Support email routing (3)

Most of the optimizers consistently improved over the baseline prompt, with both gradient and evolutionary approaches showing similar gains. Claude notably outperformed GPT-4o across all approaches. Claude and 4o fail to improve much even on the dev set using the meta-prompting approach.

Scores on the development set over time

Support email routing (10)

Naive GPT-4o-powered meta-prompting & meta-prompting + reflection settings fail to learn the classification rules in this dataset.

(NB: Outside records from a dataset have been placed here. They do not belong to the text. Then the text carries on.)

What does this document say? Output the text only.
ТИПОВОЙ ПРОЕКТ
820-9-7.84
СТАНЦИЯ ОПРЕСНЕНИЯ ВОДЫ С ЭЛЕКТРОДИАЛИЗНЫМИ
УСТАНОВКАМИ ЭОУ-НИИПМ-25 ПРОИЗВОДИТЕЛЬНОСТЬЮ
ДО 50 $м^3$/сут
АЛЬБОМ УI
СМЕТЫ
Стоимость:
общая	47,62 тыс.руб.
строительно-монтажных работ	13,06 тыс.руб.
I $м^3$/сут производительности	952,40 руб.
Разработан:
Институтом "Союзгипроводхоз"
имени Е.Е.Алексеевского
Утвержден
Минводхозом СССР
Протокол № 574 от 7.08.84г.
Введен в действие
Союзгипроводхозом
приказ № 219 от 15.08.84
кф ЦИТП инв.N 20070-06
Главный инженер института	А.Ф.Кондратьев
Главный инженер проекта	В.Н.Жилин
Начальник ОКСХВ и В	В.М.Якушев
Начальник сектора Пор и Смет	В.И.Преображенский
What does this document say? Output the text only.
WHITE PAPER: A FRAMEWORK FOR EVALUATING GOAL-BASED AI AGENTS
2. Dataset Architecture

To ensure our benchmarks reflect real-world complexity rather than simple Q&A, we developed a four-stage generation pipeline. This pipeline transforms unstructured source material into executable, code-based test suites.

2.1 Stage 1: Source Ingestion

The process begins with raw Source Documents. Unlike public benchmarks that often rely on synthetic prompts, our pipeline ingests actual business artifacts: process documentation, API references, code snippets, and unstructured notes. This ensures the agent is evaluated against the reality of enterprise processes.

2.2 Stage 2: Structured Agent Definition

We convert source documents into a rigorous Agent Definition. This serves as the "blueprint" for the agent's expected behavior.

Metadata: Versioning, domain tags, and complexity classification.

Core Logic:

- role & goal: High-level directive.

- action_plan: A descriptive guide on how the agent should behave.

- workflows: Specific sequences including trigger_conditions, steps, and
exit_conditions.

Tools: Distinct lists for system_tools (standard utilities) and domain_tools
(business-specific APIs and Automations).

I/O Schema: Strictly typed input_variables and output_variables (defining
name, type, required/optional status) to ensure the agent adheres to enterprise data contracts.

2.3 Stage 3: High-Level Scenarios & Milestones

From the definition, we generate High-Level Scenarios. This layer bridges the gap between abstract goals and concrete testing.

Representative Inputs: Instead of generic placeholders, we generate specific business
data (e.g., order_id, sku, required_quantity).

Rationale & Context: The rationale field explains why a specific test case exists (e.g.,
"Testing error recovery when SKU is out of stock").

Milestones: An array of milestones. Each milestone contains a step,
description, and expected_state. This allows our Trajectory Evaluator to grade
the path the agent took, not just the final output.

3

We quickly are seeing a common pattern forming: if the curves stay flat, they obviously don't learn. If the curves quickly approach a perfect score, they likely overfit. It's the algorithms in the middle and with consistent improvements that tend to translate to the best test-set performance.

Multilingual math

This dataset was perhaps the most discontinuous, as shown by the dev set performance getting most of its improvements in epochs 2, 3 (or even later) for a few of the settings. This also highlights the usefulness of tracking the edit history beyond the last attempt or two. LLMs are fairly useful meta-optimizers by being able to translate the history of edits into more effective updates.

Email assistant simple

Here again we see that the prompt optimization setting (gpt-4o + metaprompting + reflect) that achieves the highest performance on the dev split doesn't actually translate to good performance on the test split.

Email assistant eccentric

Though the Claude+evolutionary algorithm setting earned the highest test-split performance, we see that the algorithms that fit the dev set the fastest (and most) were those powered by O1. The o1-evolutionary setting fit the dataset the fastest, despite ultimately failing to significantly improve the quality of the system on the test set. On the other side, settings that don't fit the dev set also fail to improve the prompt significantly on the test set (above).

Comparing Prompts

While we ultimately care more about the downstream metrics than the exact content of the prompt, it can be illustrative to review the final prompts to see what the optimizers actually learn to modify, and what changes lead to improvements. We will take the Support 10-way classification dataset as an example. First, comparing the four algorithms when driven by Sonnet

All four of the algorithms were able to learn the primary assignment rules. The gradient-based approach seemed to be less robust about finding the areas of ambiguity to clarify the boundaries. The other algorithms identify either "priority rules" or invent decision trees to help clarify these bounds.

Comparing optimizer models on the same algorithm, you can also see slight differences in behavior. In this case, O1 seems more likely to be creative with incorporating different techniques (synthetic few-shots & stepwise instructions) and tends to use its characteristic section demarcators ("—") between rulesets, while Claude seems to be the most terse and direct in this case, but both these two learn priority rules as well as domain mapping. GPT-4o seems to create the least information-dense instructions.